No Brasil, o Acordo de Não Persecução Penal, inicialmente, foi previsto na Resolução n. 181, de 07 de agosto de 2017, do Conselho Nacional do Ministério Público,  no art. 18, § 12, que vedava a aplicação do acordo nos casos de crimes militares que afetassem a disciplina e hierarquia.[1]

Com o advento da Lei Anticrime – Lei n. 13.964, de 24 de dezembro de 2019 – o Código de Processo Penal, no art. 28-A, passou a prever o ANPP, nos seguintes termos:

Art. 28-A. Não sendo caso de arquivamento e tendo o investigado confessado formal e circunstancialmente a prática de infração penal sem violência ou grave ameaça e com pena mínima inferior a 4 (quatro) anos, o Ministério Público poderá propor acordo de não persecução penal, desde que necessário e suficiente para reprovação e prevenção do crime, mediante as seguintes condições ajustadas cumulativa e alternativamente:

I - reparar o dano ou restituir a coisa à vítima, exceto na impossibilidade de fazê-lo;

II - renunciar voluntariamente a bens e direitos indicados pelo Ministério Público como instrumentos, produto ou proveito do crime;

III - prestar serviço à comunidade ou a entidades públicas por período correspondente à pena mínima cominada ao delito diminuída de um a dois terços, em local a ser indicado pelo juízo da execução, na forma do art. 46 do Decreto-Lei nº 2.848, de 7 de dezembro de 1940 (Código Penal);

IV - pagar prestação pecuniária, a ser estipulada nos termos do art. 45 do Decreto-Lei nº 2.848, de 7 de dezembro de 1940 (Código Penal), a entidade pública ou de interesse social, a ser indicada pelo juízo da execução, que tenha, preferencialmente, como função proteger bens jurídicos iguais ou semelhantes aos aparentemente lesados pelo delito; ou 

V - cumprir, por prazo determinado, outra condição indicada pelo Ministério Público, desde que proporcional e compatível com a infração penal imputada.

§ 1º Para aferição da pena mínima cominada ao delito a que se refere o caput deste artigo, serão consideradas as causas de aumento e diminuição aplicáveis ao caso concreto.

§ 2º O disposto no caput deste artigo não se aplica nas seguintes hipóteses:

I - se for cabível transação penal de competência dos Juizados Especiais Criminais, nos termos da lei;

II - se o investigado for reincidente ou se houver elementos probatórios que indiquem conduta criminal habitual, reiterada ou profissional, exceto se insignificantes as infrações penais pretéritas;

III - ter sido o agente beneficiado nos 5 (cinco) anos anteriores ao cometimento da infração, em acordo de não persecução penal, transação penal ou suspensão condicional do processo; e

IV - nos crimes praticados no âmbito de violência doméstica ou familiar, ou praticados contra a mulher por razões da condição de sexo feminino, em favor do agressor.

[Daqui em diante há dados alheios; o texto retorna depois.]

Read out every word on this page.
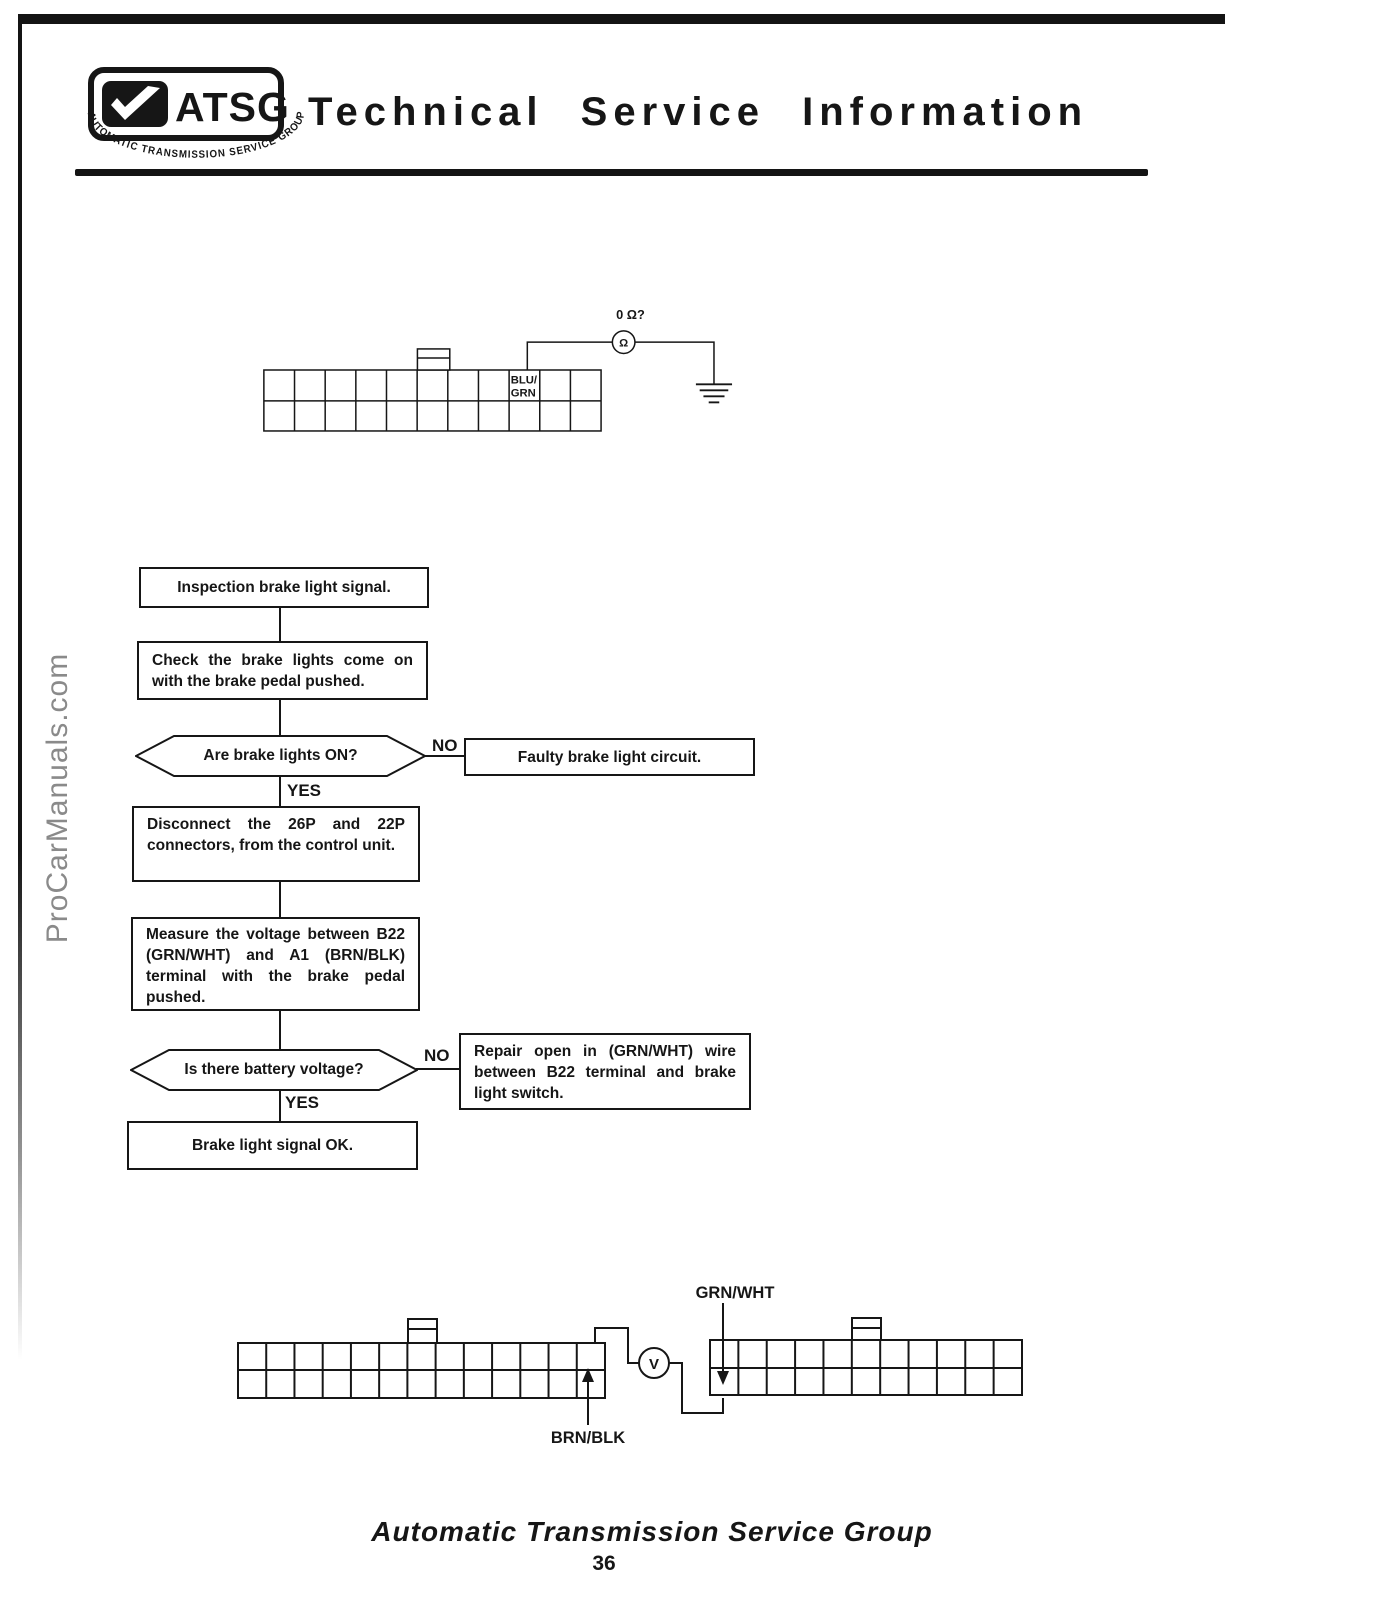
ATSG
AUTOMATIC TRANSMISSION SERVICE GROUP Technical Service Information
ProCarManuals.com
Ω
0 Ω?
BLU/
GRN
Inspection brake light signal.
Check the brake lights come on with the brake pedal pushed.
Are brake lights ON?
NO
Faulty brake light circuit.
YES
Disconnect the 26P and 22P connectors, from the control unit.
Measure the voltage between B22 (GRN/WHT) and A1 (BRN/BLK) terminal with the brake pedal pushed.
Is there battery voltage?
NO	Repair open in (GRN/WHT) wire between B22 terminal and brake light switch.
YES
Brake light signal OK.
V
GRN/WHT
BRN/BLK
Automatic Transmission Service Group
36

§ 3º O acordo de não persecução penal será formalizado por escrito e será firmado pelo membro do Ministério Público, pelo investigado e por seu defensor.

§ 4º Para a homologação do acordo de não persecução penal, será realizada audiência na qual o juiz deverá verificar a sua voluntariedade, por meio da oitiva do investigado na presença do seu defensor, e sua legalidade.

§ 5º Se o juiz considerar inadequadas, insuficientes ou abusivas as condições dispostas no acordo de não persecução penal, devolverá os autos ao Ministério Público para que seja reformulada a proposta de acordo, com concordância do investigado e seu defensor.

§ 6º Homologado judicialmente o acordo de não persecução penal, o juiz devolverá os autos ao Ministério Público para que inicie sua execução perante o juízo de execução penal.

§ 7º O juiz poderá recusar homologação à proposta que não atender aos requisitos legais ou quando não for realizada a adequação a que se refere o § 5º deste artigo.

§ 8º Recusada a homologação, o juiz devolverá os autos ao Ministério Público para a análise da necessidade de complementação das investigações ou o oferecimento da denúncia.

§ 9º A vítima será intimada da homologação do acordo de não persecução penal e de seu descumprimento.

§ 10. Descumpridas quaisquer das condições estipuladas no acordo de não persecução penal, o Ministério Público deverá comunicar ao juízo, para fins de sua rescisão e posterior oferecimento de denúncia.

§ 11. O descumprimento do acordo de não persecução penal pelo investigado também poderá ser utilizado pelo Ministério Público como justificativa para o eventual não oferecimento de suspensão condicional do processo.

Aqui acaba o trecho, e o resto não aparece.